Divestment
In looking for a husband for your daughter, says an old proverb, don’t ask: “Who’ll make the best husband for her?” Ask instead: “For which kind of a man would she make a good wife?”
Divestment is a “marketing” rather than a “selling” problem. The question is not: “What do we want to sell and for how much?” It is: “For whom is this venture ‘value’ and under what conditions?” The salient point if finding the potential buyer for whom what is misfit to the seller is a perfect, the buyer to whom the venture to be sold offers the best opportunity or solves the worst problem. This is then also the buyer who will pay the most.
A major printing company decided that a mass-circulation magazine it owned was at best a partial fit and should be sold. The magazine had been bought originally to hold its printing contract. They asked, “What is value to a magazine publishing company?” If it is a growing magazine company,” they answered, “its greatest need is cash. For a growing magazine requires heavy cash investments in building circulation for several years. “How can we supply this need of the potential buyer to our own advantage?” was the next question. And the answer was, “By giving him ninety days rather than the customary thirty days to pay his print and paper bill to our printing plants.” The printing company then rapidly found a publishing group that filled their requirements.
The work of the Manager
Managers can improve their performance by improving their performance of these constituent activities.
There are five basic operations in the work of the manager.
- Managers, in the first place, set objectives. They determine what the objectives should be. They determine what the goals in each area of objectives should be. They decide what to be done to reach these objectives. They make the objectives effective by communicating them to the people whose performance is needed to attain them.
- Second, managers organize. They analyze the activities, decisions and relations needed. They classify the work. They divide it into manageable activities and further divide the activities into manageable jobs. They group these units and jobs into an organization structure. They select people for the management of these units and for the jobs to be done.

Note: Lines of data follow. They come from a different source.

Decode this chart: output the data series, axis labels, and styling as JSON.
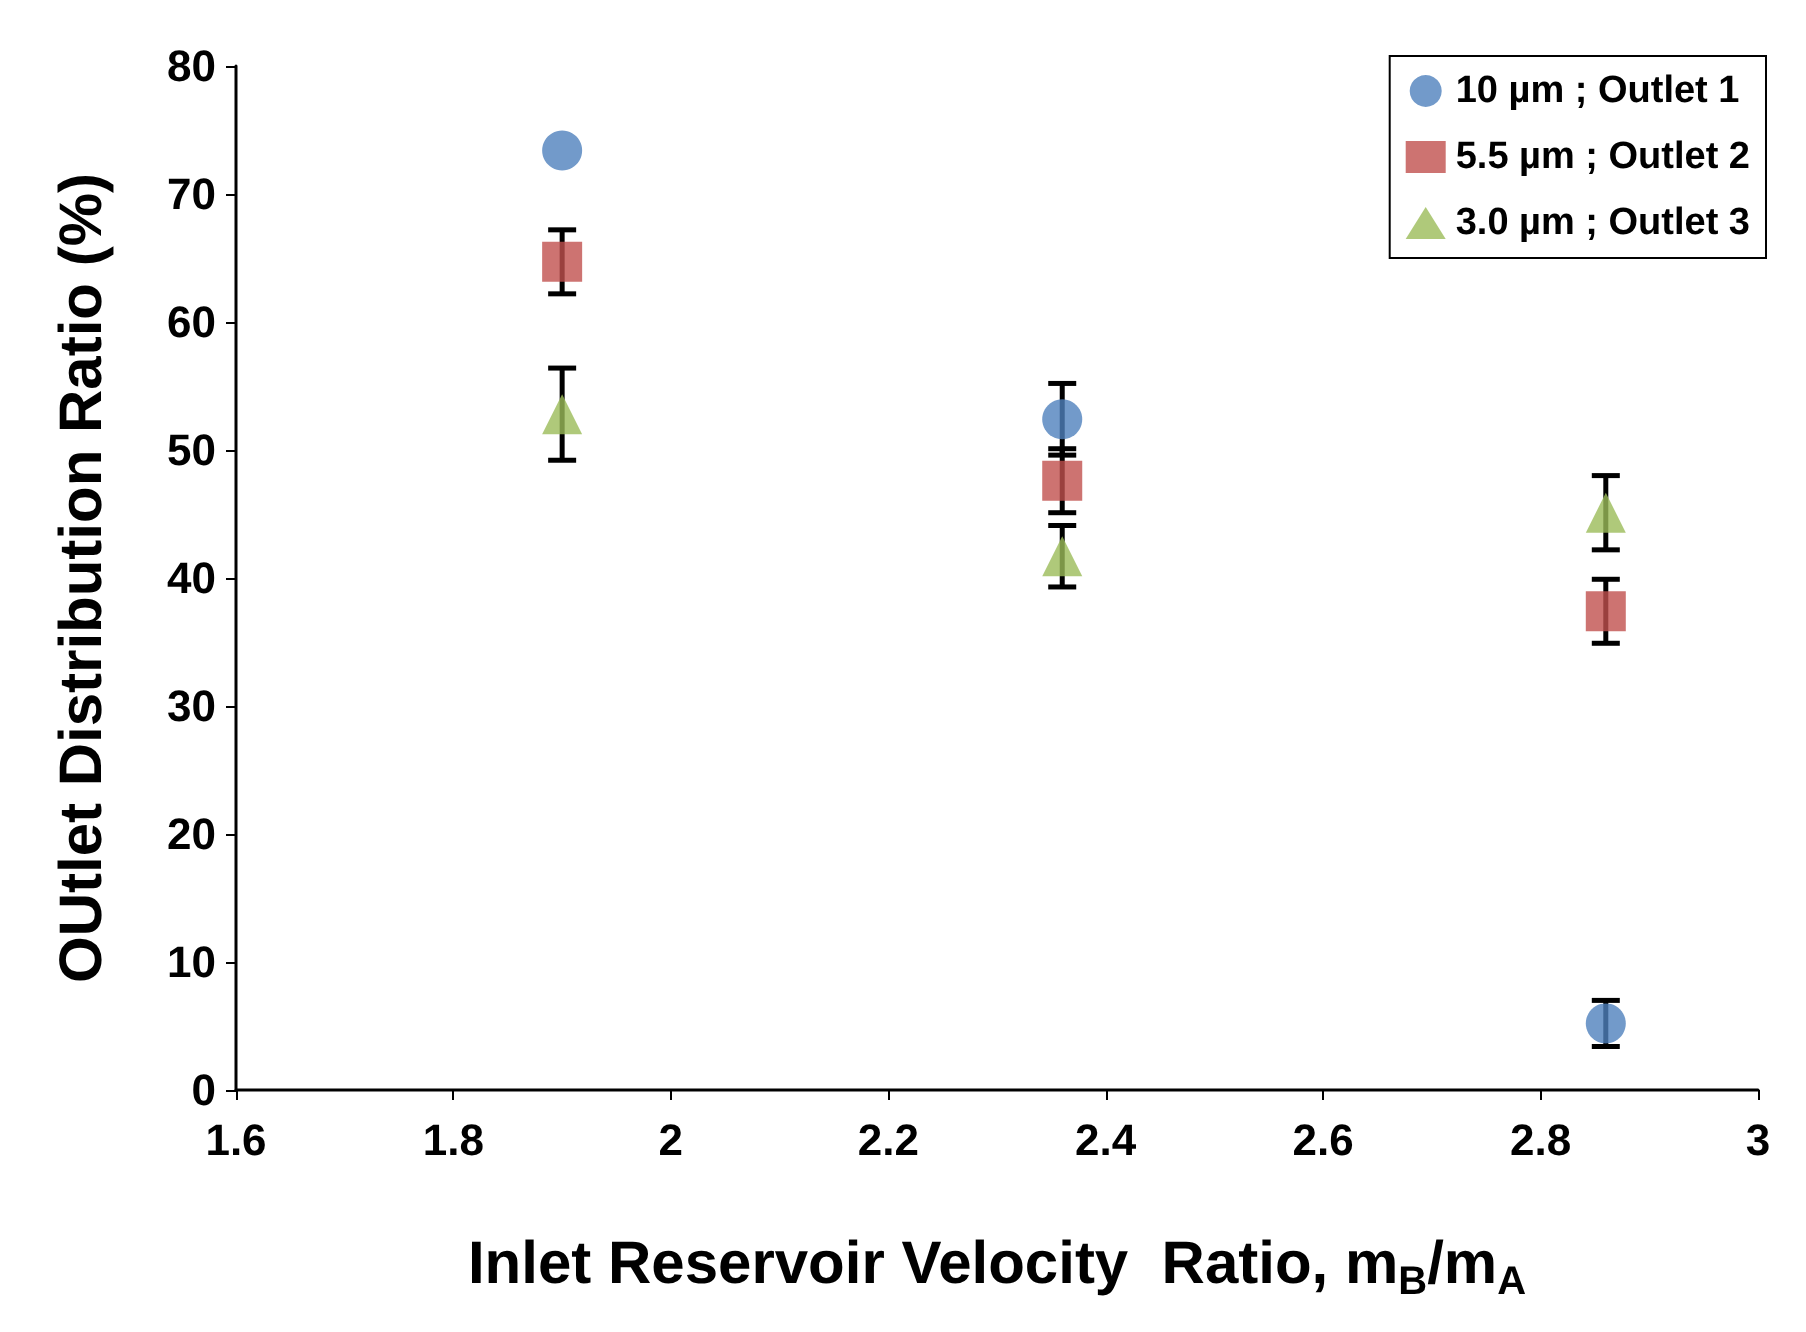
{
  "chart_data": {
    "type": "scatter",
    "xlabel": "Inlet Reservoir Velocity  Ratio, m$_{B}$/m$_{A}$",
    "ylabel": "OUtlet Distribution Ratio (%)",
    "xlim": [
      1.6,
      3
    ],
    "xticks": [
      1.6,
      1.8,
      2,
      2.2,
      2.4,
      2.6,
      2.8,
      3
    ],
    "ylim": [
      0,
      80
    ],
    "yticks": [
      0,
      10,
      20,
      30,
      40,
      50,
      60,
      70,
      80
    ],
    "grid": false,
    "legend": "top right",
    "x": [
      1.9,
      2.36,
      2.86
    ],
    "series": [
      {
        "name": "10 µm ; Outlet 1",
        "color": "#4f81bd",
        "marker": "circle",
        "values": [
          73.4,
          52.4,
          5.2
        ],
        "errors": [
          null,
          2.8,
          1.8
        ]
      },
      {
        "name": "5.5 µm ; Outlet 2",
        "color": "#c0504d",
        "marker": "square",
        "values": [
          64.7,
          47.6,
          37.4
        ],
        "errors": [
          2.5,
          2.5,
          2.5
        ]
      },
      {
        "name": "3.0 µm ; Outlet 3",
        "color": "#9bbb59",
        "marker": "triangle",
        "values": [
          52.8,
          41.7,
          45.1
        ],
        "errors": [
          3.6,
          2.4,
          2.9
        ]
      }
    ]
  }
}
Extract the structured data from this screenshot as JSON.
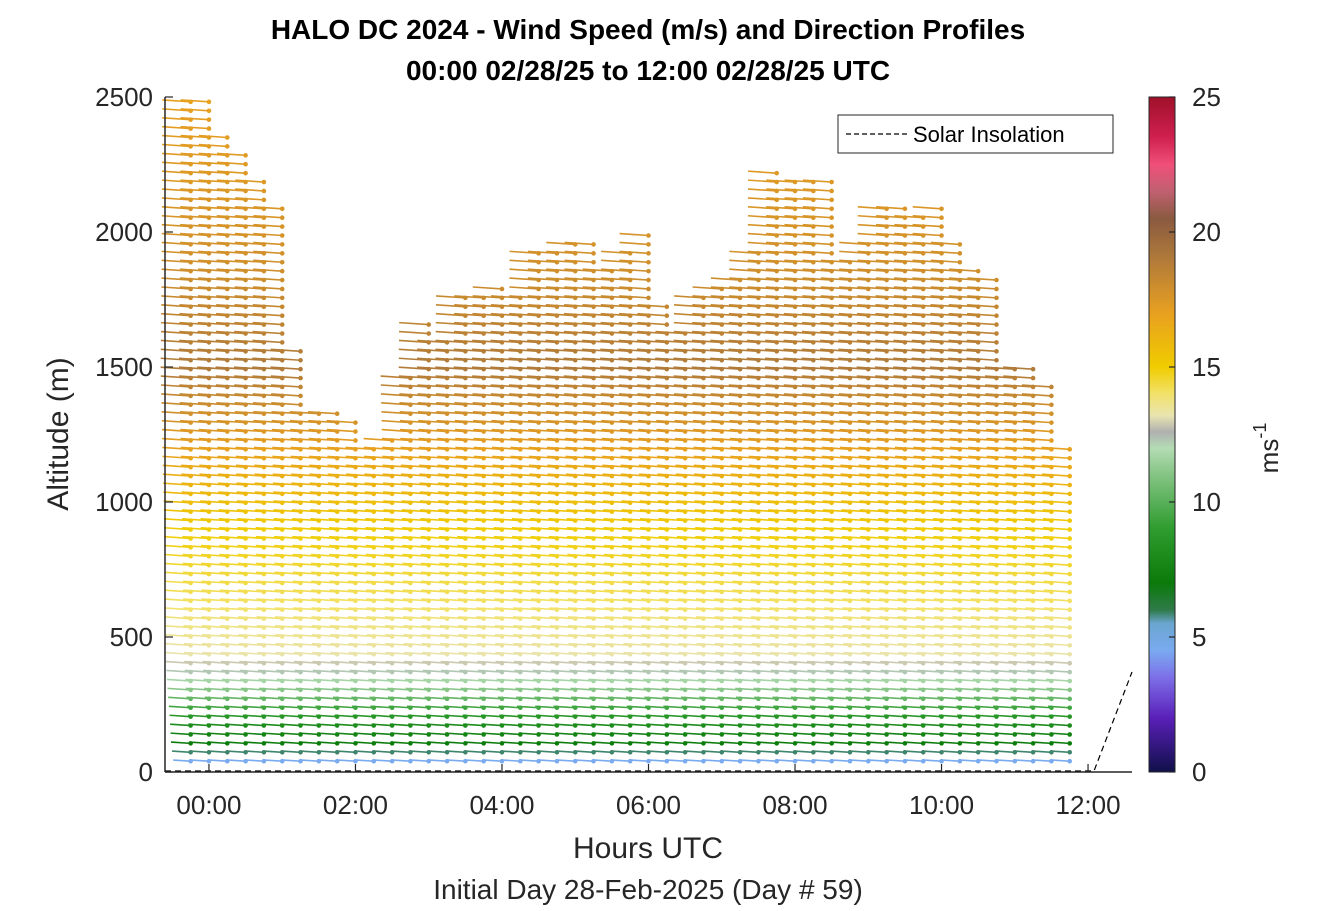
{
  "chart_data": {
    "type": "wind-barb-profile",
    "title": "HALO DC 2024 - Wind Speed (m/s) and Direction Profiles",
    "subtitle": "00:00 02/28/25 to 12:00 02/28/25  UTC",
    "xlabel": "Hours UTC",
    "ylabel": "Altitude (m)",
    "footer": "Initial Day 28-Feb-2025 (Day # 59)",
    "x_tick_labels": [
      "00:00",
      "02:00",
      "04:00",
      "06:00",
      "08:00",
      "10:00",
      "12:00"
    ],
    "x_ticks_hours": [
      0,
      2,
      4,
      6,
      8,
      10,
      12
    ],
    "xlim_hours": [
      -0.6,
      12.6
    ],
    "y_tick_labels": [
      "0",
      "500",
      "1000",
      "1500",
      "2000",
      "2500"
    ],
    "y_ticks": [
      0,
      500,
      1000,
      1500,
      2000,
      2500
    ],
    "ylim": [
      0,
      2500
    ],
    "colorbar": {
      "label": "ms",
      "label_superscript": "-1",
      "tick_labels": [
        "0",
        "5",
        "10",
        "15",
        "20",
        "25"
      ],
      "ticks": [
        0,
        5,
        10,
        15,
        20,
        25
      ],
      "range": [
        0,
        25
      ],
      "stops": [
        {
          "v": 0,
          "c": "#10104a"
        },
        {
          "v": 2,
          "c": "#5a1fb8"
        },
        {
          "v": 3.5,
          "c": "#7d6fe8"
        },
        {
          "v": 4.5,
          "c": "#7aaaf0"
        },
        {
          "v": 5.5,
          "c": "#6aa6d0"
        },
        {
          "v": 6.0,
          "c": "#2f7a4a"
        },
        {
          "v": 7.0,
          "c": "#0a7a0a"
        },
        {
          "v": 9.0,
          "c": "#2e9c2e"
        },
        {
          "v": 11.0,
          "c": "#84c484"
        },
        {
          "v": 12.0,
          "c": "#b4dcb4"
        },
        {
          "v": 12.6,
          "c": "#b0b0b0"
        },
        {
          "v": 13.2,
          "c": "#e8e4b0"
        },
        {
          "v": 14.0,
          "c": "#f2e26a"
        },
        {
          "v": 15.0,
          "c": "#f0cc00"
        },
        {
          "v": 17.0,
          "c": "#e8a020"
        },
        {
          "v": 19.0,
          "c": "#b07a3a"
        },
        {
          "v": 20.5,
          "c": "#8a5a40"
        },
        {
          "v": 21.5,
          "c": "#c06070"
        },
        {
          "v": 22.5,
          "c": "#f0507a"
        },
        {
          "v": 23.5,
          "c": "#d02050"
        },
        {
          "v": 25,
          "c": "#a0102a"
        }
      ]
    },
    "legend": {
      "label": "Solar Insolation",
      "placement": "top-right"
    },
    "profile_times_hours": [
      -0.25,
      0.0,
      0.25,
      0.5,
      0.75,
      1.0,
      1.25,
      1.5,
      1.75,
      2.0,
      2.25,
      2.5,
      2.75,
      3.0,
      3.25,
      3.5,
      3.75,
      4.0,
      4.25,
      4.5,
      4.75,
      5.0,
      5.25,
      5.5,
      5.75,
      6.0,
      6.25,
      6.5,
      6.75,
      7.0,
      7.25,
      7.5,
      7.75,
      8.0,
      8.25,
      8.5,
      8.75,
      9.0,
      9.25,
      9.5,
      9.75,
      10.0,
      10.25,
      10.5,
      10.75,
      11.0,
      11.25,
      11.5,
      11.75
    ],
    "profile_top_altitude_m": [
      2490,
      2500,
      2360,
      2300,
      2190,
      2090,
      1570,
      1330,
      1350,
      1320,
      1210,
      1260,
      1460,
      1660,
      1620,
      1760,
      1780,
      1800,
      1780,
      1930,
      1950,
      1960,
      1960,
      1880,
      1930,
      2010,
      1750,
      1650,
      1770,
      1800,
      1830,
      1950,
      2250,
      2210,
      2200,
      2190,
      1910,
      1970,
      2100,
      2100,
      2060,
      2090,
      1980,
      1870,
      1830,
      1520,
      1510,
      1450,
      1220
    ],
    "speed_by_altitude_ms": [
      {
        "altitude_m": 40,
        "speed": 4.5
      },
      {
        "altitude_m": 100,
        "speed": 7.0
      },
      {
        "altitude_m": 200,
        "speed": 8.5
      },
      {
        "altitude_m": 300,
        "speed": 11.0
      },
      {
        "altitude_m": 420,
        "speed": 13.2
      },
      {
        "altitude_m": 600,
        "speed": 14.0
      },
      {
        "altitude_m": 900,
        "speed": 15.0
      },
      {
        "altitude_m": 1200,
        "speed": 17.0
      },
      {
        "altitude_m": 1500,
        "speed": 19.0
      },
      {
        "altitude_m": 1800,
        "speed": 18.0
      },
      {
        "altitude_m": 2100,
        "speed": 17.5
      },
      {
        "altitude_m": 2500,
        "speed": 17.0
      }
    ],
    "profile_altitude_step_m": 33,
    "wind_direction_deg": 285
  }
}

- Next, managers motivate and communicate. They make a team out of the people who are responsible for various jobs.
- The fourth basic element in the work of the manager is measurement. The manager establishes yardsticks – and few factors are as important to the performance of the organization and of every person in it.
- Finally, managers develop people, including themselves.
Long-Range Planning
The future will not just happen if one wishes hard enough.
The future requires decisions – now. It imposes risk – now. It requires action – now. It demands allocation of resources, and above all, of human resources – now. It requires work – now.
The idea of long-range planning – and much of its reality – rests on a number of misunderstandings. The long range is largely made by short-run decisions. Unless the long range is built into, and based on, short-range plans and decisions, the most elaborate long-range plan will be an exercise in futility. And conversely, unless the short-range plans – that is, the decisions on the here and now – are integrated into one unified plan of action, they will be expedient, guess, and misdirection. “Short range” and “long range” are not determined by any given time span. A decision is not short range because it takes only a few months to carry it out. What matters is the time span over which it is effective. Long-range planning should prevent managers from uncritically extending present trends into the future, from assuming that today’s products, services, markets, and technologies will be the products, services, markets, and technologies of tomorrow, and, above all, from dedicating their resources and energies to the defense of yesterday. Everything that is “planned” becomes immediate work and commitment.
How to Abandon
Abandonment must be practiced systematically.
To abandon what?” and “To abandon how?” have to be practices systematically. Otherwise they will always be “postponed,” for they are never “popular” policies.
In one fairly big company offering outsourcing services in most developed countries, the first Monday of every month is set aside for an abandonment meeting at every management level from top management to the supervisors in each area. Each of these sessions examines one part of the business – one of the services one Monday, one of the regions in which the company does business a month later, the way this or that service is organized the Monday morning of the third month, and so on. Within the year, the company this way examines itself completely, including its personnel policies, for instance. In the course of a year, three to four major decisions are likely to be made on the “what” of the company’s services and perhaps twice as many decisions to change the “how.” But also each year, three to five ideas for new things to do come out of these sessions. These decisions to change anything – whether to abandon something, whether to abandon the way something is being done, or whether to do something new – are reported each month to all members of management. And twice a year all management levels report on what has actually happened as a result of their sessions, what action has been taken and with what results.